07 December 2013

restore factory settings

when i originally set it up, my excitement over the netbook experience overwhelmed my good sense, and i began using the admin account right off the bat. i know it's best to create a clearcut setup -- an admin account and a standard one, using the standard to do daily work and the admin to do updates.

i simply neglected that, and by the time i realized what i was doing, i felt too far in to abandon the account, so i created another admin account and used that one to mark the first as standard. in one fell swoop, i had successfully confused the admin functionality across two accounts.

over the years, the crossed up authority led to misaligned updates, with one account inching ahead, then the other inching ahead, and for poor little toshibook, keeping track of what was where and which was when eventually got to be too much. the processor just churned and churned.

every transaction felt like wading through thick mud. folders, files, browser windows - all of it was sluggish at best, frequently non-responsive. i craved a clean slate, so i decided to create a new user account. several error messages later, the new user account seemed out of reach, and the state of toshibook, more dire.

beginning to feel a bit urgent about a fresh start, i considered a system restore. the first step (recommended by system software) was to create a restore disk. (there's no CD drive in toshibook, so it'd have been a restore "thumb drive".) again, i was assaulted with errors messages and had to abandon the effort.

this is when i began considering a complete restore to factory settings. a "pro": there wasn't any complicated software installed, no itunes or anything like that. documents, pictures, all normal stuff -- windows puts that stuff in the user file, which was easily copied to the aforementioned thumb drive.

my main concern about factory reset was that i'd misstep and end up with a useless hunk of metal and plastic -- that i'd somehow delete the OS and be forced into the netherland of ubuntu or somesuch. or, worsewise, that "factory reset" literally meant no OS. i wanted a clean start, not a science project.
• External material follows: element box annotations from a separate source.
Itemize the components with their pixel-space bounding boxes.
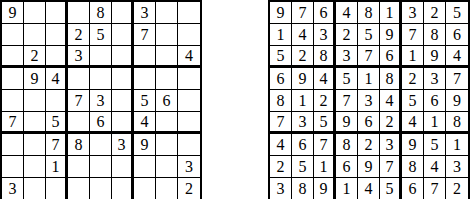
puzzle-cell-r6c6 bbox=[112, 112, 134, 134]
puzzle-cell-r6c9 bbox=[178, 112, 200, 134]
solution-cell-r6c2: 3 bbox=[292, 112, 314, 134]
solution-cell-r3c2: 2 bbox=[292, 46, 314, 68]
solution-cell-r9c8: 7 bbox=[424, 178, 446, 199]
puzzle-cell-r9c9: 2 bbox=[178, 178, 200, 199]
solution-cell-r4c1: 6 bbox=[270, 68, 292, 90]
solution-cell-r7c4: 8 bbox=[336, 134, 358, 156]
puzzle-cell-r6c7: 4 bbox=[134, 112, 156, 134]
puzzle-cell-r6c3: 5 bbox=[46, 112, 68, 134]
puzzle-cell-r3c8 bbox=[156, 46, 178, 68]
solution-cell-r4c5: 1 bbox=[358, 68, 380, 90]
solution-cell-r8c9: 3 bbox=[446, 156, 468, 178]
puzzle-cell-r3c4: 3 bbox=[68, 46, 90, 68]
puzzle-cell-r3c6 bbox=[112, 46, 134, 68]
solution-cell-r1c4: 4 bbox=[336, 2, 358, 24]
puzzle-cell-r8c2 bbox=[24, 156, 46, 178]
solution-cell-r9c4: 1 bbox=[336, 178, 358, 199]
solution-cell-r3c1: 5 bbox=[270, 46, 292, 68]
solution-cell-r9c5: 4 bbox=[358, 178, 380, 199]
puzzle-cell-r5c5: 3 bbox=[90, 90, 112, 112]
puzzle-cell-r9c2 bbox=[24, 178, 46, 199]
solution-cell-r6c5: 6 bbox=[358, 112, 380, 134]
solution-cell-r3c5: 7 bbox=[358, 46, 380, 68]
solution-cell-r5c2: 1 bbox=[292, 90, 314, 112]
puzzle-cell-r5c4: 7 bbox=[68, 90, 90, 112]
puzzle-cell-r9c3 bbox=[46, 178, 68, 199]
solution-cell-r9c7: 6 bbox=[402, 178, 424, 199]
solution-cell-r5c1: 8 bbox=[270, 90, 292, 112]
solution-cell-r4c9: 7 bbox=[446, 68, 468, 90]
puzzle-cell-r2c7: 7 bbox=[134, 24, 156, 46]
solution-cell-r2c8: 8 bbox=[424, 24, 446, 46]
puzzle-cell-r3c3 bbox=[46, 46, 68, 68]
puzzle-cell-r5c8: 6 bbox=[156, 90, 178, 112]
solution-cell-r5c8: 6 bbox=[424, 90, 446, 112]
puzzle-cell-r6c8 bbox=[156, 112, 178, 134]
solution-cell-r7c7: 9 bbox=[402, 134, 424, 156]
solution-cell-r4c7: 2 bbox=[402, 68, 424, 90]
puzzle-cell-r6c1: 7 bbox=[2, 112, 24, 134]
puzzle-cell-r8c1 bbox=[2, 156, 24, 178]
puzzle-cell-r2c6 bbox=[112, 24, 134, 46]
solution-cell-r3c7: 1 bbox=[402, 46, 424, 68]
puzzle-cell-r9c7 bbox=[134, 178, 156, 199]
solution-cell-r4c6: 8 bbox=[380, 68, 402, 90]
puzzle-cell-r9c6 bbox=[112, 178, 134, 199]
solution-cell-r2c3: 3 bbox=[314, 24, 336, 46]
puzzle-cell-r2c2 bbox=[24, 24, 46, 46]
solution-cell-r1c6: 1 bbox=[380, 2, 402, 24]
puzzle-cell-r1c6 bbox=[112, 2, 134, 24]
solution-cell-r2c7: 7 bbox=[402, 24, 424, 46]
puzzle-cell-r3c2: 2 bbox=[24, 46, 46, 68]
solution-cell-r2c2: 4 bbox=[292, 24, 314, 46]
solution-cell-r8c3: 1 bbox=[314, 156, 336, 178]
puzzle-cell-r7c7: 9 bbox=[134, 134, 156, 156]
solution-cell-r4c4: 5 bbox=[336, 68, 358, 90]
puzzle-cell-r3c1 bbox=[2, 46, 24, 68]
solution-cell-r7c5: 2 bbox=[358, 134, 380, 156]
puzzle-cell-r2c4: 2 bbox=[68, 24, 90, 46]
puzzle-cell-r8c7 bbox=[134, 156, 156, 178]
solution-cell-r8c2: 5 bbox=[292, 156, 314, 178]
puzzle-cell-r4c1 bbox=[2, 68, 24, 90]
solution-cell-r8c7: 8 bbox=[402, 156, 424, 178]
puzzle-cell-r7c6: 3 bbox=[112, 134, 134, 156]
solution-cell-r8c5: 9 bbox=[358, 156, 380, 178]
solution-cell-r3c8: 9 bbox=[424, 46, 446, 68]
puzzle-cell-r4c7 bbox=[134, 68, 156, 90]
solution-cell-r1c1: 9 bbox=[270, 2, 292, 24]
puzzle-cell-r7c2 bbox=[24, 134, 46, 156]
solution-cell-r2c5: 5 bbox=[358, 24, 380, 46]
puzzle-grid: 983257234947356756478391332 bbox=[0, 0, 202, 199]
solution-cell-r5c3: 2 bbox=[314, 90, 336, 112]
puzzle-cell-r1c5: 8 bbox=[90, 2, 112, 24]
solution-cell-r7c9: 1 bbox=[446, 134, 468, 156]
puzzle-cell-r4c5 bbox=[90, 68, 112, 90]
solution-cell-r5c6: 4 bbox=[380, 90, 402, 112]
puzzle-cell-r5c3 bbox=[46, 90, 68, 112]
puzzle-cell-r7c9 bbox=[178, 134, 200, 156]
puzzle-cell-r1c4 bbox=[68, 2, 90, 24]
solution-cell-r1c7: 3 bbox=[402, 2, 424, 24]
solution-cell-r7c2: 6 bbox=[292, 134, 314, 156]
solution-cell-r4c2: 9 bbox=[292, 68, 314, 90]
solution-cell-r9c1: 3 bbox=[270, 178, 292, 199]
solution-cell-r1c3: 6 bbox=[314, 2, 336, 24]
puzzle-cell-r8c6 bbox=[112, 156, 134, 178]
puzzle-cell-r7c5 bbox=[90, 134, 112, 156]
solution-cell-r7c8: 5 bbox=[424, 134, 446, 156]
puzzle-cell-r8c4 bbox=[68, 156, 90, 178]
solution-cell-r3c3: 8 bbox=[314, 46, 336, 68]
puzzle-cell-r7c4: 8 bbox=[68, 134, 90, 156]
puzzle-cell-r7c8 bbox=[156, 134, 178, 156]
solution-cell-r1c2: 7 bbox=[292, 2, 314, 24]
solution-cell-r5c9: 9 bbox=[446, 90, 468, 112]
solution-cell-r5c4: 7 bbox=[336, 90, 358, 112]
puzzle-cell-r5c9 bbox=[178, 90, 200, 112]
solution-cell-r6c3: 5 bbox=[314, 112, 336, 134]
puzzle-cell-r2c5: 5 bbox=[90, 24, 112, 46]
solution-cell-r5c7: 5 bbox=[402, 90, 424, 112]
puzzle-cell-r8c5 bbox=[90, 156, 112, 178]
puzzle-cell-r5c6 bbox=[112, 90, 134, 112]
solution-cell-r9c3: 9 bbox=[314, 178, 336, 199]
puzzle-cell-r9c1: 3 bbox=[2, 178, 24, 199]
solution-cell-r8c6: 7 bbox=[380, 156, 402, 178]
puzzle-cell-r6c4 bbox=[68, 112, 90, 134]
solution-cell-r4c3: 4 bbox=[314, 68, 336, 90]
puzzle-cell-r2c3 bbox=[46, 24, 68, 46]
solution-cell-r8c8: 4 bbox=[424, 156, 446, 178]
solution-cell-r4c8: 3 bbox=[424, 68, 446, 90]
solution-cell-r3c4: 3 bbox=[336, 46, 358, 68]
solution-cell-r9c2: 8 bbox=[292, 178, 314, 199]
solution-grid: 9764813251432597865283761946945182378127… bbox=[268, 0, 470, 199]
puzzle-cell-r1c3 bbox=[46, 2, 68, 24]
puzzle-cell-r9c5 bbox=[90, 178, 112, 199]
puzzle-cell-r1c9 bbox=[178, 2, 200, 24]
puzzle-cell-r6c5: 6 bbox=[90, 112, 112, 134]
solution-cell-r8c4: 6 bbox=[336, 156, 358, 178]
puzzle-cell-r8c9: 3 bbox=[178, 156, 200, 178]
solution-cell-r6c6: 2 bbox=[380, 112, 402, 134]
puzzle-cell-r4c3: 4 bbox=[46, 68, 68, 90]
puzzle-cell-r3c9: 4 bbox=[178, 46, 200, 68]
solution-cell-r6c7: 4 bbox=[402, 112, 424, 134]
solution-cell-r1c5: 8 bbox=[358, 2, 380, 24]
solution-cell-r2c6: 9 bbox=[380, 24, 402, 46]
puzzle-cell-r6c2 bbox=[24, 112, 46, 134]
solution-cell-r2c9: 6 bbox=[446, 24, 468, 46]
puzzle-cell-r2c1 bbox=[2, 24, 24, 46]
puzzle-cell-r1c1: 9 bbox=[2, 2, 24, 24]
puzzle-cell-r5c1 bbox=[2, 90, 24, 112]
solution-cell-r5c5: 3 bbox=[358, 90, 380, 112]
puzzle-cell-r8c8 bbox=[156, 156, 178, 178]
puzzle-cell-r9c8 bbox=[156, 178, 178, 199]
solution-cell-r3c9: 4 bbox=[446, 46, 468, 68]
solution-cell-r9c9: 2 bbox=[446, 178, 468, 199]
puzzle-cell-r9c4 bbox=[68, 178, 90, 199]
solution-cell-r2c1: 1 bbox=[270, 24, 292, 46]
solution-cell-r6c8: 1 bbox=[424, 112, 446, 134]
puzzle-cell-r5c7: 5 bbox=[134, 90, 156, 112]
sudoku-page: 983257234947356756478391332 976481325143… bbox=[0, 0, 470, 199]
puzzle-cell-r1c2 bbox=[24, 2, 46, 24]
solution-cell-r7c6: 3 bbox=[380, 134, 402, 156]
solution-cell-r6c4: 9 bbox=[336, 112, 358, 134]
puzzle-cell-r4c6 bbox=[112, 68, 134, 90]
solution-cell-r6c1: 7 bbox=[270, 112, 292, 134]
solution-cell-r1c9: 5 bbox=[446, 2, 468, 24]
puzzle-cell-r3c5 bbox=[90, 46, 112, 68]
puzzle-cell-r7c1 bbox=[2, 134, 24, 156]
puzzle-cell-r5c2 bbox=[24, 90, 46, 112]
puzzle-cell-r1c8 bbox=[156, 2, 178, 24]
solution-cell-r2c4: 2 bbox=[336, 24, 358, 46]
puzzle-cell-r4c4 bbox=[68, 68, 90, 90]
puzzle-cell-r3c7 bbox=[134, 46, 156, 68]
solution-cell-r3c6: 6 bbox=[380, 46, 402, 68]
solution-cell-r7c1: 4 bbox=[270, 134, 292, 156]
puzzle-cell-r2c9 bbox=[178, 24, 200, 46]
puzzle-cell-r4c8 bbox=[156, 68, 178, 90]
solution-cell-r6c9: 8 bbox=[446, 112, 468, 134]
solution-cell-r7c3: 7 bbox=[314, 134, 336, 156]
solution-cell-r8c1: 2 bbox=[270, 156, 292, 178]
puzzle-cell-r4c2: 9 bbox=[24, 68, 46, 90]
puzzle-cell-r1c7: 3 bbox=[134, 2, 156, 24]
puzzle-cell-r2c8 bbox=[156, 24, 178, 46]
puzzle-cell-r4c9 bbox=[178, 68, 200, 90]
puzzle-cell-r8c3: 1 bbox=[46, 156, 68, 178]
solution-cell-r1c8: 2 bbox=[424, 2, 446, 24]
puzzle-cell-r7c3: 7 bbox=[46, 134, 68, 156]
solution-cell-r9c6: 5 bbox=[380, 178, 402, 199]
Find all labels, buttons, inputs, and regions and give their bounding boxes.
my concerns were somewhat assuaged when i learned (in an online PDF of the machine's user manual) that factory reset was designed to give me an out-of-the-box machine, just like having a brand new netbook from the store. (as opposed to "before the box", which would mean no OS.)

the more i thought about it, the more i liked the idea of starting over, the chance to do it right this time. i was stoked. of course... i had my security blanket of the misc detritus, the flotsam and jetsam, everything from the user folder now sitting on the thumb drive. what could go wrong?

answer: lots of things. but, more important than what could go wrong, i wondered what would go wrong. answer: nothing. the entire process was amazingly easy. taking the leap to restore factory settings was delightfully simple, decidedly liberating, deliciously thrilling. yeah, i went there. THRILLING.

bottom line: achieving this clean slate state was precisely as energizing and refreshing as psychology promises us resetting to a clean slate state can be. the machine's functionality is terrific - speedy, accurate, not slogs and bogs. plus, little toshibook-ii just seems so happy to have had a bath.